今日も徒然、中洲日記

ほどほどに映画が好き。ほどほどに食べることが好き。日々気づいた事を綴ります。

バイス


ブラッド・ピットの製作会社Plan-Bによる作品。最近の彼は演じるより作る方が評価されてるけど、その自信の現れのような映画。


かつて、アメリカ副大統領の地位は、大統領が任期中に死んだ時しか仕事が無いと言われたお飾りのような立場だった。それをチェイニーは大統領こそお飾りにし、裏でコントロールしながら、国家を思いのままに動かした。


登場人物たちは実名で、演者も本人に似せた風体なので、ちょっと間違えばモノマネ大会になってしまうところ。そこを演出の妙でリアルに見せる。


頭脳明晰、容姿端麗な恋人のおかげで名門大学に入学しながら、おそらく劣等感からだろうけど、酒浸りの毎日で結局大学を去ることになる。当時、女性はどれほど優秀でも世に出るチャンスは乏しく、恋人は目の前のヨレヨレの男をなんとか立て直し、自分を権力を自由に出来るところまで引き上げさせようと試みる。


チェイニーより、よっぽど優秀だった奥様。もう少し彼女の視点で成り上がっていく様を描いても良かったのでは無いかと感じたが…


飛ぶ鳥を落とす勢いで、国の重要な役職を歴任した彼だったが、自分の政治的な立場と家族の問題(末娘の同性婚)とが相反する状況に陥り、最終的に家族を取る。


どれほど、策を巡らして成り上がったとしても、やはり親なのだ。国の重責を担ったことで培った力を使い、彼は民間に戻って大手企業を経営し、幸せに暮らす…という、ハッピーエンドでキャスト・ロールが流れ始める。


あれ??


なんとこれはフェイク。ここからがチェイニーの本当の物語。そんなハッピーエンドで終わらない(汗)


かつて、パーティーで見かけたブッシュ家のヨレヨレな長男。一族で1番ダメな男。なんと彼が大統領になるという。今まで同様、形ばかりの副大統領就任を要請されたチェイニーは息子ブッシュにいろいろと条件を付ける。


そして、ここからが権力を握った男の恐ろしさを映画は見せていく。


9.11の事後処理の中で、国を持たないテロ集団より国家を敵として認定する方が分かりやすいという観点から、まるで関係ないある事実とある事実を突き合わせ、さも何かがあったかのように発表し、世論を煽り、軍事力行使を現実のものとする。

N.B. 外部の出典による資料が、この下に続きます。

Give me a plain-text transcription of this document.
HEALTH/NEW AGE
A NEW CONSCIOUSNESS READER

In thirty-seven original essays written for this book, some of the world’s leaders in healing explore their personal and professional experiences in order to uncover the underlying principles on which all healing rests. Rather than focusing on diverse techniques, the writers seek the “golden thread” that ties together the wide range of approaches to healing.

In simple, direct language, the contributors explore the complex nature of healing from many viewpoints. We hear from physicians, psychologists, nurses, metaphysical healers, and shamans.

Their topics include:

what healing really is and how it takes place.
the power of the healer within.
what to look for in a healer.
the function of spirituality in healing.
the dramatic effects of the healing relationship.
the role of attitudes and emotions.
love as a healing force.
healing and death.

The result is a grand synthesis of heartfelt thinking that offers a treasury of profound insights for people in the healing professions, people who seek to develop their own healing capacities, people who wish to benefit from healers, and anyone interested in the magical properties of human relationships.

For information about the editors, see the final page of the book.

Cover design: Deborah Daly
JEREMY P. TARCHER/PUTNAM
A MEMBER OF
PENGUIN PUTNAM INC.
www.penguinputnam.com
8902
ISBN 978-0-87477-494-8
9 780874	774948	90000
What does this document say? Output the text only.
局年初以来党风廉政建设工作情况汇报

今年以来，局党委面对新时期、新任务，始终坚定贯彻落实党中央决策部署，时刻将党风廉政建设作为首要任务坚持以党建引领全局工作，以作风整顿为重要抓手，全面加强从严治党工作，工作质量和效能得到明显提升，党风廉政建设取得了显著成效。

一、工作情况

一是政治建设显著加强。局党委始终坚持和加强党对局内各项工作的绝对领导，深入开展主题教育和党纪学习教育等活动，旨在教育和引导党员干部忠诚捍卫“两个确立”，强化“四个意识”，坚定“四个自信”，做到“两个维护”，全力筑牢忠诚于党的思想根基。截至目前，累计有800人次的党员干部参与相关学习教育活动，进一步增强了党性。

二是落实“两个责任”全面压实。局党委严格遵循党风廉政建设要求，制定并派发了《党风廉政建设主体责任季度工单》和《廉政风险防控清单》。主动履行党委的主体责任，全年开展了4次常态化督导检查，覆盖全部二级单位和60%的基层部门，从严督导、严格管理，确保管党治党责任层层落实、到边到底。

国を運営するにあたり、彼らに都合の良い方法こそが、まるで最良の方法かのように世界に訴えていく。


権力を握るということはいかに恐ろしいことか。映画でえがかれたことは、けして他人事ではないのだと。


そして、真実が暴かれ、自分の地位が危うくなると今度は上の娘に道を譲る。しかし、ここで彼は今度は家族を取ることは無い。末娘の立場もお構いなし。結局、1度手にした権力の魅力には抗えないのだ。


そら恐ろしい。権力の魔性を観る。